If it is done in the way that Delphi 12.2 does it, I do not have any objections.
It works with an AIprovider mechanism, where they have written providers for currently 3 different commercial AI providers and one local: ollama, which is on github.
You can only use them if you have keys for those providers. That means that Delphi only facilitates AI providers in their IDE but does not offer AI itself and not by default.

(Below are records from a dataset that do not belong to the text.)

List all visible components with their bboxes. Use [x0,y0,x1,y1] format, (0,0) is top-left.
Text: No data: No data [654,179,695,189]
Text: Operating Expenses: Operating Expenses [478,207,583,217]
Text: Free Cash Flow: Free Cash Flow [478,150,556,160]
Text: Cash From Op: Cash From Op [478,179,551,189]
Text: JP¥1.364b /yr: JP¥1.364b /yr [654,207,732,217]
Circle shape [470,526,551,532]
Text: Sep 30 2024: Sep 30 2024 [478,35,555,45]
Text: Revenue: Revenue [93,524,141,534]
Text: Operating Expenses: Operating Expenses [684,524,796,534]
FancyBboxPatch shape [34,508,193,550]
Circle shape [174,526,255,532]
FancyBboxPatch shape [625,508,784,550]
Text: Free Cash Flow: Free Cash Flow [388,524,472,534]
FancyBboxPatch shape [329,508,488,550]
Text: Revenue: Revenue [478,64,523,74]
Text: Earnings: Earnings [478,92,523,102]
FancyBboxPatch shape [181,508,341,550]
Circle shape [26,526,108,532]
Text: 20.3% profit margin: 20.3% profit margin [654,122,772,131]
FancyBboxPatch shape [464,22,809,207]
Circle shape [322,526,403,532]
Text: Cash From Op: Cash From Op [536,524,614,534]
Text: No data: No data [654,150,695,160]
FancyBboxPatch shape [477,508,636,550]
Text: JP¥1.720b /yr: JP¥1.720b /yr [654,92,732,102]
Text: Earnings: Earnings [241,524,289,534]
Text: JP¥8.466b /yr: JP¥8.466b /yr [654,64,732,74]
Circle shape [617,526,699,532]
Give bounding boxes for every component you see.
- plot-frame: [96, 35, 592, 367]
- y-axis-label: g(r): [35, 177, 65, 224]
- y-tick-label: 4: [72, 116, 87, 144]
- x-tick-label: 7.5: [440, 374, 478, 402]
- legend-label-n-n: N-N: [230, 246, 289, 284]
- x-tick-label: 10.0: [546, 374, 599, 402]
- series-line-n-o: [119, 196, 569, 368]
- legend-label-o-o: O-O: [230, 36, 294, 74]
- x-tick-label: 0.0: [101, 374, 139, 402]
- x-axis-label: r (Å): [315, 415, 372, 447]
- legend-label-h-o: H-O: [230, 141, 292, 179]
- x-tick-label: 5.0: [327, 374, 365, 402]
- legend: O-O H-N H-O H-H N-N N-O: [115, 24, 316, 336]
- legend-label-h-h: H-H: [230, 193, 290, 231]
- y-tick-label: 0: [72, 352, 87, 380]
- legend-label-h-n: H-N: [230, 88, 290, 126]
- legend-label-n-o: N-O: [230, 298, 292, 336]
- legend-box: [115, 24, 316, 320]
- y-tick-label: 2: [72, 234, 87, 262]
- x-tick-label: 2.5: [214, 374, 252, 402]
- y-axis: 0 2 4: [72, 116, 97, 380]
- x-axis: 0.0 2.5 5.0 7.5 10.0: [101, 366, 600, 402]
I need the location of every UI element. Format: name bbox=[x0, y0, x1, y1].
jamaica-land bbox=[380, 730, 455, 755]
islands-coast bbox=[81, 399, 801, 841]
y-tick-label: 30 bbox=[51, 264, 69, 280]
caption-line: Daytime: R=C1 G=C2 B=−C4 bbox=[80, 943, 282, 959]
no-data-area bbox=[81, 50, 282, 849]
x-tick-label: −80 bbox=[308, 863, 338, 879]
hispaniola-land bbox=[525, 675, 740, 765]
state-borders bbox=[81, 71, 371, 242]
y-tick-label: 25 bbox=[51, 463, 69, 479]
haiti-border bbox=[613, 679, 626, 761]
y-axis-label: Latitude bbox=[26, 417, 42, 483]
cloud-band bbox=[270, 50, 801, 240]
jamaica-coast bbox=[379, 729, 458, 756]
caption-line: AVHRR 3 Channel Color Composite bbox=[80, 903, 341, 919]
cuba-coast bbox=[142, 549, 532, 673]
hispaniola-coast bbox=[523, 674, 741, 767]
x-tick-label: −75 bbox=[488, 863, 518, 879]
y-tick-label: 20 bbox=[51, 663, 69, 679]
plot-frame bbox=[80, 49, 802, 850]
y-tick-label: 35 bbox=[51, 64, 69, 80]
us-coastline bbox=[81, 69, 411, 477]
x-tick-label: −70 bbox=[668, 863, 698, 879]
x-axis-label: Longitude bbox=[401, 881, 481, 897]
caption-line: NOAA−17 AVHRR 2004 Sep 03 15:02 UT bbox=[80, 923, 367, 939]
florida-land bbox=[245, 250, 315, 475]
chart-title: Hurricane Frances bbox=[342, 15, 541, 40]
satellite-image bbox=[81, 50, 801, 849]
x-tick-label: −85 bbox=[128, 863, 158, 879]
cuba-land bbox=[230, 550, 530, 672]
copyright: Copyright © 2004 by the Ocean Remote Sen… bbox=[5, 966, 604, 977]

So it is an IDE plugin that abstracts away the different rest api's.
The same approach could be used for Lazarus, just add a plugin that abstracts away the different engines in providers/connectors so they integrate in the IDE on request.
AI integration in your own programs could already be done with e.g. my example from Christmas 2022
Not to forget Joao Schuler's exploits with models that can also run locally, similar to ollama.
But usually this is about the IDE integration and if that is via a plugin I have no objections.
Embarcadero presents it as a revolution in Delphi 12.2, but really it is not and made me laugh a bit.
What I
suspect Embarcadero did do, but that is a commercial decision, is encourge the commercial providers to explicitly scrape their public resources,i.e their manuals and blogs, but also their forums and some other semi publics that are behind passwords for the providers to give better answers. At least that is what I would have done.
This will also benefit Freepascal and Lazarus users that use AI, because the models are better trained for our common language.